O texto apresentado a seguir integra um outro muito mais extenso em que se analisa a oposição à energia nuclear civil em vários países do mundo (EUA, França, Alemanha, Suécia, Espanha, Áustria, Itália, Suíça, Portugal), o que conduziu ao impasse desta forma de energia a que se vem assistindo desde os anos 70 e 80 do Século XX. Trata-se de uma matéria nunca abordada com esta abrangência na bibliografia internacional.

O autor do texto colheu durante anos informação sobre o assunto em revistas de energia nuclear, algumas das quais não se eximiam a publicar os acidentes, as avarias, as dificuldades e erros tecnológicos, a substituição de partes fundamentais e de elevado custo dos reactores, além das acções de oposição às centrais nucleares..

Na parte agora apresentada, examina-se a ligação estreita entre o nuclear militar e o nuclear civil.

O Eng. Pedro Sampaio Nunes, em parceria com o Eng. Bruno Soares Gonçalves, escreveu na revista Ingenium nº 179 de Jan./Fev./Mar. de 2023 da Ordem dos Engenheiros, no artigo intitulado “Nuclear – A melhor opção para o ambiente, segurança e competitividade do país”, várias deturpações da História.

Em 1º lugar, afirma que «A produção de energia de fissão nuclear civil comercial iniciou-se em 1956 após o discurso de Eisenhower na ONU em 1953».

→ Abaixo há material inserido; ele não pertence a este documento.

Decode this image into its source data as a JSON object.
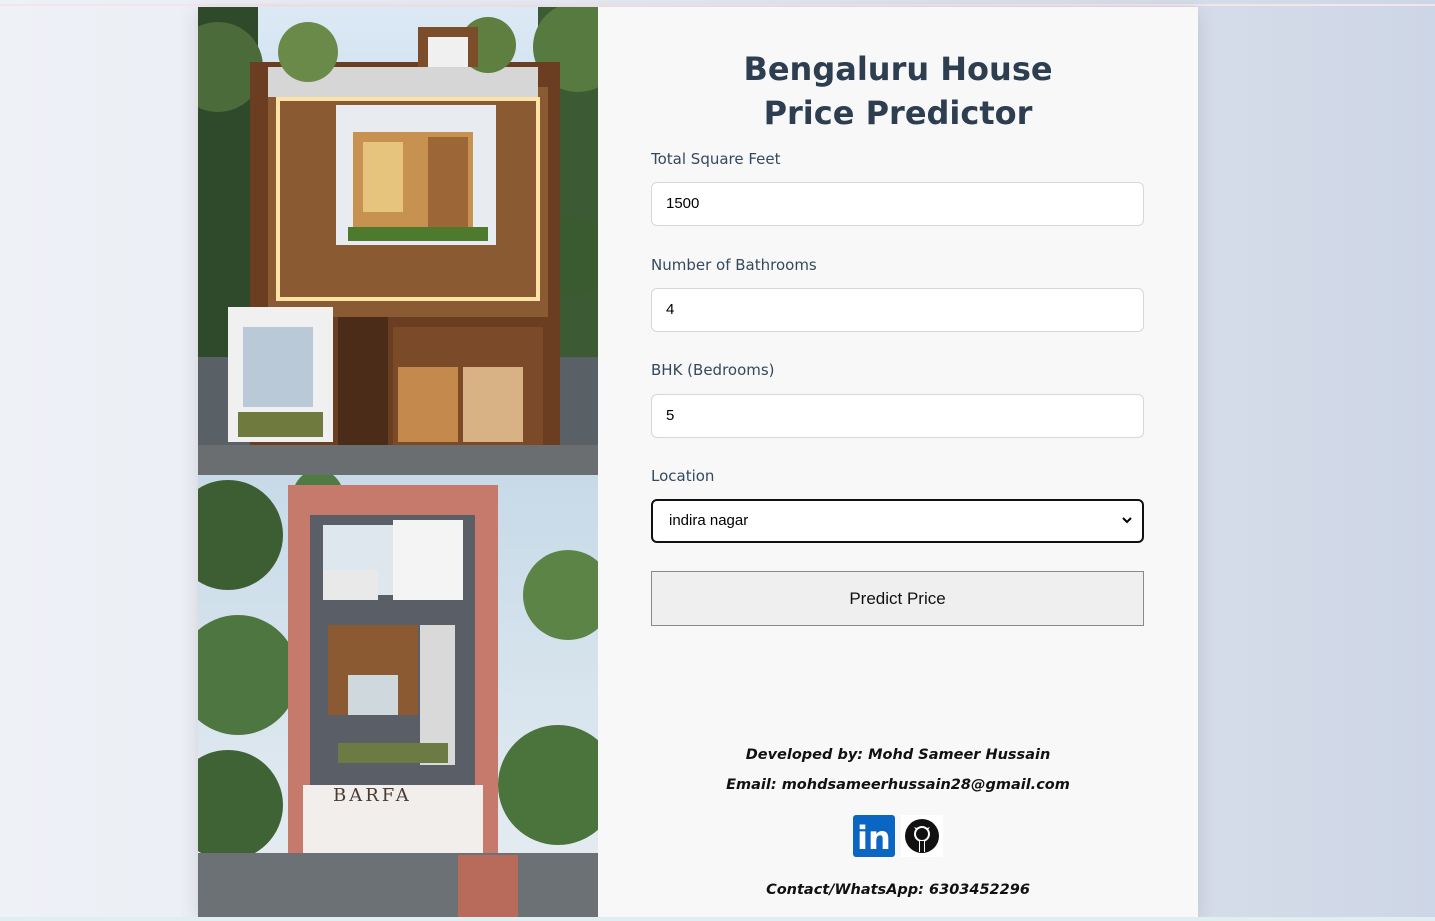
{
  "app": {
    "title": "Bengaluru House Price Predictor"
  },
  "form": {
    "sqft_label": "Total Square Feet",
    "sqft_value": "1500",
    "bath_label": "Number of Bathrooms",
    "bath_value": "4",
    "bhk_label": "BHK (Bedrooms)",
    "bhk_value": "5",
    "location_label": "Location",
    "location_value": "indira nagar",
    "predict_label": "Predict Price"
  },
  "footer": {
    "developer": "Developed by: Mohd Sameer Hussain",
    "email": "Email: mohdsameerhussain28@gmail.com",
    "contact": "Contact/WhatsApp: 6303452296",
    "linkedin_text": "in"
  },
  "images": {
    "bottom_sign": "BARFA"
  },
  "colors": {
    "title": "#2c3e50",
    "linkedin": "#0a66c2"
  },
  "icons": {
    "linkedin": "linkedin-icon",
    "github": "github-icon",
    "select_chevron": "chevron-down-icon"
  }
}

É certo que, nos EUA, a 1ª central nuclear exclusivamente comercial, Shippingport, arrancou a 18 de Dezembro de 1957. No entanto, a 1ª central nuclear ligada à rede eléctrica foi a de Obninsk, na União Soviética, em 27 de Junho de 1954, apresentada como tendo apenas a função de produção de energia eléctrica. A URSS há muito vinha defendendo a "utilização pacífica da energia nuclear" e o Governo Soviético fazia gala nessa primeira aplicação, que não teria outra função a não ser a civil. Muitos Partidos Comunistas defendiam essa utilização, em parte na senda das ideias pacifistas dos cientistas franceses da família Curie, investigadores no domínio da radioactividade, Prémios Nobel da Física e da Química, e de muitos outros cientistas por todo o mundo ocidental.

Em 1942, foi construído em Chicago o primeiro reactor nuclear, então designado por pilha (pile), com direcção de Enrico Fermi, a urânio natural e grafite, o qual funcionou durante alguns minutos. Em 1943, em Oak Ridge, nos EUA, foi construído um reactor a urânio natural e grafite para investigação, o qual funcionou até 1963.

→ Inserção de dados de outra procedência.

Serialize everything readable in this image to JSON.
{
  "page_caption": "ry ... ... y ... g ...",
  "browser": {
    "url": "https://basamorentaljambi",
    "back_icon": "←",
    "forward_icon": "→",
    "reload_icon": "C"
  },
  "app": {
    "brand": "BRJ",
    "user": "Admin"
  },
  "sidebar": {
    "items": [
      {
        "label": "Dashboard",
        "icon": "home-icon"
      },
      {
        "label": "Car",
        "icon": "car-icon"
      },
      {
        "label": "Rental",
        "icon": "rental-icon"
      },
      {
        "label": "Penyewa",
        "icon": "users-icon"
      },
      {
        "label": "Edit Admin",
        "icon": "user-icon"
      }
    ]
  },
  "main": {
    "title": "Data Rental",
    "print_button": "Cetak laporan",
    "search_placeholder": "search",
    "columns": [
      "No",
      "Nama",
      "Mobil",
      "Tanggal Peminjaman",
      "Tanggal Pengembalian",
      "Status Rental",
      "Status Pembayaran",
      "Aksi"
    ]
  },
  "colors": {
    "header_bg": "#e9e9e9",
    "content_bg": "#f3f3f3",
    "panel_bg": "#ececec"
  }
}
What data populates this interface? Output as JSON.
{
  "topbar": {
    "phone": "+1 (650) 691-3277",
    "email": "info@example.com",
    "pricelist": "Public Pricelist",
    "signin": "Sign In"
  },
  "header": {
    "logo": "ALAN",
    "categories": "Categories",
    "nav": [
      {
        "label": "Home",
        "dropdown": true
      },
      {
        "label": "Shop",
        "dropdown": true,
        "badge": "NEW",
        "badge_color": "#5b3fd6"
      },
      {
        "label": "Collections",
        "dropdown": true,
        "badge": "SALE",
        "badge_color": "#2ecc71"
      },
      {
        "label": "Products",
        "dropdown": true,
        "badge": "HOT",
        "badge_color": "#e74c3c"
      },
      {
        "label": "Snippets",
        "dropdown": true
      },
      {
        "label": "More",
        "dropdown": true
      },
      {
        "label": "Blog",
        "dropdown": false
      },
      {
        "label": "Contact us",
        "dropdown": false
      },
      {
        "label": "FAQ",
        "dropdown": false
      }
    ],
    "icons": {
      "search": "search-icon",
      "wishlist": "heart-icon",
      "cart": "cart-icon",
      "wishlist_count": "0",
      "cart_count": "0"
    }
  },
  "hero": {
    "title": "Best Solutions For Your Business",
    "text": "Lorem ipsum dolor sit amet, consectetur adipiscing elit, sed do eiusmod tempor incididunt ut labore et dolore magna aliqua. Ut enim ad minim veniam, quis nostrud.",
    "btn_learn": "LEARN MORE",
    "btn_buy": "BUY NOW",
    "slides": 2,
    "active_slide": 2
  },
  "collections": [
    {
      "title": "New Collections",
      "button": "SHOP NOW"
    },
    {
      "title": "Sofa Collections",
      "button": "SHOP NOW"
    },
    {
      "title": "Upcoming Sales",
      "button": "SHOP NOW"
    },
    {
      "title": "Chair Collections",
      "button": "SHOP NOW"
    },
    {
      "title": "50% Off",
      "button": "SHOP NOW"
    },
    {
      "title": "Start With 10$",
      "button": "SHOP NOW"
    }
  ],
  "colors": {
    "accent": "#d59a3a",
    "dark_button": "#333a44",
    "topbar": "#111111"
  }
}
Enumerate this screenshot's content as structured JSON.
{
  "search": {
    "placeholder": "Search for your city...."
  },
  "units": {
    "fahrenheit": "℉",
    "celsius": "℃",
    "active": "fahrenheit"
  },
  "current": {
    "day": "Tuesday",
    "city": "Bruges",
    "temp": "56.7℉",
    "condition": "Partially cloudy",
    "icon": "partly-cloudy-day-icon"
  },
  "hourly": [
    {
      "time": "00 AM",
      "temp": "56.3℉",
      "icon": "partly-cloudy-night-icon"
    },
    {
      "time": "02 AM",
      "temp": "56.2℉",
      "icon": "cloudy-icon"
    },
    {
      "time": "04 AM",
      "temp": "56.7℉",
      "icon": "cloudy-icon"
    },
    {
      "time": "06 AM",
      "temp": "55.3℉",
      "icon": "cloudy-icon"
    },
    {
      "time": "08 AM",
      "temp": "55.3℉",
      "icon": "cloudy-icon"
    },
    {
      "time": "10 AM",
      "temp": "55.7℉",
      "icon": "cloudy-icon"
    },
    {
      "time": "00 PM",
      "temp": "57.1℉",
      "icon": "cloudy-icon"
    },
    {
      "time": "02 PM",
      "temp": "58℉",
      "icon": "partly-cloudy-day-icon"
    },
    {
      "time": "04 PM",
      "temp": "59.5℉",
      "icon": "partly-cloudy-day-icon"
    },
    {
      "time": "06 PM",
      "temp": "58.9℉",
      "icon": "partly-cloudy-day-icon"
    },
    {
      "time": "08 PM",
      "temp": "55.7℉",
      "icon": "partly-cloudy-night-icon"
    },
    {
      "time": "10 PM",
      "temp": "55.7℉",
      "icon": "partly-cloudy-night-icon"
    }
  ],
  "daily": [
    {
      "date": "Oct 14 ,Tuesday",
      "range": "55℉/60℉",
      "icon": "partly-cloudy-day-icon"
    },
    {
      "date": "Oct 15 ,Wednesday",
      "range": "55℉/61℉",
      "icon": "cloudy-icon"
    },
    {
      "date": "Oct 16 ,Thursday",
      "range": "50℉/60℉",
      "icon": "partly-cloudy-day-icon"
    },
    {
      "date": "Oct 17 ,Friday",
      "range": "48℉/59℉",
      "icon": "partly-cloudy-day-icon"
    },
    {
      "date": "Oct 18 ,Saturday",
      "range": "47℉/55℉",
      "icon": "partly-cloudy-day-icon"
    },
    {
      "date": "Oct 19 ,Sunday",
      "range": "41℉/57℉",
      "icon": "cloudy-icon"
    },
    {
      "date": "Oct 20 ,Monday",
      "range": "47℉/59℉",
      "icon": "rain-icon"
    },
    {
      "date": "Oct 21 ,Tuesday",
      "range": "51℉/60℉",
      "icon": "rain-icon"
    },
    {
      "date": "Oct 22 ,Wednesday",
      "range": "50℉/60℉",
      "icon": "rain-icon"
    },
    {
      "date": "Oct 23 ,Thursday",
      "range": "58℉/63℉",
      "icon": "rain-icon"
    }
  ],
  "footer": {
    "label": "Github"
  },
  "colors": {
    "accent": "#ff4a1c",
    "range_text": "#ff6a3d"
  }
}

Em 03 de Setembro de 1948, foi gerada energia eléctrica no reactor de Oak Ridge, mas sem ligação à rede eléctrica, pois o objectivo principal era o militar: produção de plutónio para a bomba atómica. Em 20 de Dezembro de 1951, arrancou o EBR-1, um reactor chamado "breeder" a plutónio, que é fácil perceber que tinha apenas fim militar.

No Reino Unido, também empenhado no programa nuclear militar, arrancou o reactor de Calder Hall, ligado à rede eléctrica em 1 de Outubro de 1956, mas tendo também objectivos militares. A central arrancou com um reactor, ao qual foram acrescentados mais três em 1957, 1958 e 1959. Todavia, terá sido a central de Chapelcross, com quatro reactores, que arrancou em 1959, o principal fornecedor de material para o programa militar deste país, primeiro plutónio para a bomba atómica, e, depois, trício, para a bomba de hidrogénio.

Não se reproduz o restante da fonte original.